El amor de mi vida era un pastor alemán. Tenía más pelo que de costumbre y una oreja caída, los ojitos tristes y alegres a la vez. Se llamaba Momo. Hasta ahora recuerdo el olor de su comida, sus patas enormes, su sonrisa. Cuando llegaba del colegio, venía corriendo y me quitaba la mochila. Entonces jugábamos durante horas revolcándonos en el piso y persiguiendo gallinas.

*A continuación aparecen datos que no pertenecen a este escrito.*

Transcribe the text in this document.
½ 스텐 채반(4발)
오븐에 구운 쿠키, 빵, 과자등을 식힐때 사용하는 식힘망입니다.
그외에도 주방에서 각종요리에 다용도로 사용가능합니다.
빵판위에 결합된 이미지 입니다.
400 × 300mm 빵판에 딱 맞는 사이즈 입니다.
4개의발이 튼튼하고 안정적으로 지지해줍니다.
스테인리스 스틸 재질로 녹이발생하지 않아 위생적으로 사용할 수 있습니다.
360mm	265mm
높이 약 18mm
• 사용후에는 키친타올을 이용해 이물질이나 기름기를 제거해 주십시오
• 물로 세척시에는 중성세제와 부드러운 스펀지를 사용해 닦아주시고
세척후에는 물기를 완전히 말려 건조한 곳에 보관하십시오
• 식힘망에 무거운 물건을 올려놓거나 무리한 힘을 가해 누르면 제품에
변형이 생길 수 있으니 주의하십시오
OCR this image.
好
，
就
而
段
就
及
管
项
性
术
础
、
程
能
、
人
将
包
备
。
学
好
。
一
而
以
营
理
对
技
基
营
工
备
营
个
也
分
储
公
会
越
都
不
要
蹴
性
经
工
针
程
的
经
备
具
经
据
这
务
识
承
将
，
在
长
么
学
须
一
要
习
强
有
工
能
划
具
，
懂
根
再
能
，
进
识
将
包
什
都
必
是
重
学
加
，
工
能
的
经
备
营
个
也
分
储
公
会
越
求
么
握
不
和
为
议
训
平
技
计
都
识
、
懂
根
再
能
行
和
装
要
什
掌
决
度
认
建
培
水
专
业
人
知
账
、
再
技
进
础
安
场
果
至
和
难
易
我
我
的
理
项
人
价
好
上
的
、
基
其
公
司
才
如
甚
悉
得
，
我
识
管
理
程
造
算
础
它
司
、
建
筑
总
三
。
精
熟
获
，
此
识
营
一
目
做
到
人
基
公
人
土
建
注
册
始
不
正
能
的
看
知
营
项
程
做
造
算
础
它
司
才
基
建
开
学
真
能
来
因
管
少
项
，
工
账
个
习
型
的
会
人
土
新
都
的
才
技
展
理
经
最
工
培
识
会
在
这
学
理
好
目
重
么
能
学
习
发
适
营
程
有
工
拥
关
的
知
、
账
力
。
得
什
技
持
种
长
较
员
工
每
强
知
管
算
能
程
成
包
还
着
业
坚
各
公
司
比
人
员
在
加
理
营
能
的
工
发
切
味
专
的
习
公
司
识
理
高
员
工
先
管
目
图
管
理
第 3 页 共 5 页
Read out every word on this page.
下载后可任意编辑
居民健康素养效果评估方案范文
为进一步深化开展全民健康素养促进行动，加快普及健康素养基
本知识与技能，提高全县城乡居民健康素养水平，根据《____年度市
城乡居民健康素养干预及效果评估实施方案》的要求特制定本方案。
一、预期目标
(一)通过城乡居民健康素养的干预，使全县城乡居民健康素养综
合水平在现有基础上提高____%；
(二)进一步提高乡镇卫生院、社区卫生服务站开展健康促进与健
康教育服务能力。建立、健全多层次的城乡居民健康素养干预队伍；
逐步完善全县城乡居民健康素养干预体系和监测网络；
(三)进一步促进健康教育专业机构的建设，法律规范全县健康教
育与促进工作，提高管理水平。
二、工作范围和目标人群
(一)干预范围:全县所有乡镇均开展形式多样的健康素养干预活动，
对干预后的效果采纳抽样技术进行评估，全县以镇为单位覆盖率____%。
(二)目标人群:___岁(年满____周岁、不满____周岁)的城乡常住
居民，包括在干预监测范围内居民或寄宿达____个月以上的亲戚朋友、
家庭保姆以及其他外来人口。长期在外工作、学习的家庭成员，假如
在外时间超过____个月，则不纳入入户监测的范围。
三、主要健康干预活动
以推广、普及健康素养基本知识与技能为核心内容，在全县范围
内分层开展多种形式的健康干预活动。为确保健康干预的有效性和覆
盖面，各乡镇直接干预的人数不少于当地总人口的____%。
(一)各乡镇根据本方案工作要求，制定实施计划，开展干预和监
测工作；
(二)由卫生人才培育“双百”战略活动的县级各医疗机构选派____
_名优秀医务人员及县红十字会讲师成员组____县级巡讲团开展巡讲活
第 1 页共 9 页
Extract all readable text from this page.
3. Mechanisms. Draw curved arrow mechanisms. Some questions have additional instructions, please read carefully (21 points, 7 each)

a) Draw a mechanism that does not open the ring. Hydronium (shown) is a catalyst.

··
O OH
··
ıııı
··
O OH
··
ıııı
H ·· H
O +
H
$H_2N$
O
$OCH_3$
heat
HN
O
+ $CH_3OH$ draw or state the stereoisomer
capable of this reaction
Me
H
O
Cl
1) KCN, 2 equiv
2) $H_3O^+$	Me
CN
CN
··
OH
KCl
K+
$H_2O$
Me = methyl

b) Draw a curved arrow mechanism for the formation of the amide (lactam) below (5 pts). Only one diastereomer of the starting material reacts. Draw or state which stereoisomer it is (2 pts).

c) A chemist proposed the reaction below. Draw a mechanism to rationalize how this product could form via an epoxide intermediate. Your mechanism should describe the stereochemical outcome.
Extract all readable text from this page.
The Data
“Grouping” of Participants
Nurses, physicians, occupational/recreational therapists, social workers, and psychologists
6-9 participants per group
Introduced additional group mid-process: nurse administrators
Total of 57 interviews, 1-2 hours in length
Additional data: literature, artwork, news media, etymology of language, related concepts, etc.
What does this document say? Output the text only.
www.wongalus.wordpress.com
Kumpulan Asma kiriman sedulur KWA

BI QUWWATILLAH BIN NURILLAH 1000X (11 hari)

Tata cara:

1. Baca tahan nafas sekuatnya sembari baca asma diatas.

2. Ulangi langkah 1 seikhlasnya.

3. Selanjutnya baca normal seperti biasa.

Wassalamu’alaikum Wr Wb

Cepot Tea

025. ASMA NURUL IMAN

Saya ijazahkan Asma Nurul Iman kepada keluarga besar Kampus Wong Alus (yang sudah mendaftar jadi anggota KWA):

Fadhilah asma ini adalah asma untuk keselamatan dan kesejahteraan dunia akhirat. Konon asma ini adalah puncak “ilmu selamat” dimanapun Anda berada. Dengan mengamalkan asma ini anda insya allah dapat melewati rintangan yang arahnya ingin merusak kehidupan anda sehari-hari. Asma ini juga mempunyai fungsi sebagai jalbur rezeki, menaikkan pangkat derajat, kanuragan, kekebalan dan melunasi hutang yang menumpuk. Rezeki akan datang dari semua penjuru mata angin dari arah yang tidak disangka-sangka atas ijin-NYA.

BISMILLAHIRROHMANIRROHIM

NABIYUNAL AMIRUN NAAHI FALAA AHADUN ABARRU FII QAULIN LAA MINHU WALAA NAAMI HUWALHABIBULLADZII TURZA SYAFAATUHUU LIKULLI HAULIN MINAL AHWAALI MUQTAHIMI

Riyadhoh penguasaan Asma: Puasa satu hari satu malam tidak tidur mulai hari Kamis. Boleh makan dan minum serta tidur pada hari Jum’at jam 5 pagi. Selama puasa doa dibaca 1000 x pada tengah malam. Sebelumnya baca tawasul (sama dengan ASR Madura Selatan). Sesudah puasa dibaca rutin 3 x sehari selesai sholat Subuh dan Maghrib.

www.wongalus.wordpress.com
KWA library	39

Un día (no diré cómo) nos separamos. Aunque por entonces ya sabía que podía confiar más en los perros que en los humanos, nunca más quise tener otro: así de dolorosa fue la separación. Por otro lado, no me creo capaz de cuidar ni siquiera una planta. Me han contado historias de peces que mueren porque sus amos los confunden con los muebles y se olvidan de alimentarlos y me parece horrible. Ni si quiera puedo hacerme cargo de seres inertes: pierdo celulares, carteras, fosforeras, esferos... Ya mucho trabajo tengo lidiando con mi propia humanidad. Sé que en el fondo puede ser miedo, que no he superado el duelo por Momo, que todavía lloro a mares cada vez que veo la escena de Futurama en la que el perrito Simurdiera espera en 1998 a que Fry regrese del futuro. Puede que sean esas las verdaderas razones por las que me he negado a tener una mascota y menos aún, un perro. Mi mecanismo de defensa se acerca al síndrome de Diógenes, una anomalía que consiste en dejar de desear y poseer para evitar un sufrimiento posterior. Es mejor no tener nada que perderlo todo.
Hace unas semanas, mi madre se mudó a otro país y dejó en mi pequeño departamento todo lo que había en su casa. Y cuando digo todo me refiero a todo. Todo. Cajas con adornos, licuadoras, colchones, zapatos, lavadoras y, claro, un perro, su perro, el perro de su casa, nuestro perro. No me pude negar a cuidarlo después de que mis hermanas, con lágrimas en los ojos, me dijeron cosas como estas: “No tienes corazón”, “Es el perro de la familia”, “Por dios, ¡es un ser vivo!”. No tuve opción. Cogí un plato que había dejado aquí mi ex novio y, con el respeto que el perro se merece, vertí allí un chaulafán ( que yo me hubiera comido feliz) y esperé a que lo devorara con ansiedad, como quien degusta un banquete. Eso no sucedió. Él se acercó despacio, lo olió, y se retiró enseguida dando pasos cortitos y elegantes. ¡No tocó el arroz! Me deprimí un poco, pensé que ese había vuelto vegano, pensé que los vegetarianos que me insultaron indignados en columnas pasadas, se regocijarían sabiendo que el perro (quien solía ser mi fiel compañero de comida chatarra cuando yo visitaba la casa de mi madre) también se ha vuelto vegetariano. Gracias a Dios, eso no sucedió. Parece que el can, más que vegano, es anoréxico. No come pan, ni comida balanceada. Solo come queso mozarella y snacks de fiestas. Le gustan los doritos y las papas fritas, es decir, todo lo que podría comer en un cumpleaños infantil o más bien dicho, en una reunión de señoras. Quizá porque es un frensh puddle, sus gustos alimenticios se parecen a los de una señora que toma el té con sus amigas.
De cualquier manera, este, como todos los demás, es un perro descomplicado. Se conforma con una paseo, un hueso, una pelota. Vive de cosas simples, como el amor verdadero. Mientras caminamos y siento la brisa de la mañana, vemos muchas cosas, ninguna importante. Destellos de imagen-sensación-tacto que pasan muy rápido y hacen que mi mente cambie de estado. Pasear al perro me hace pensar que no necesito nada (quizás un iPod o cualquier dispositivo para escuchar música), pero nada más más... o casi nada, (que no es lo mismo pero es igual).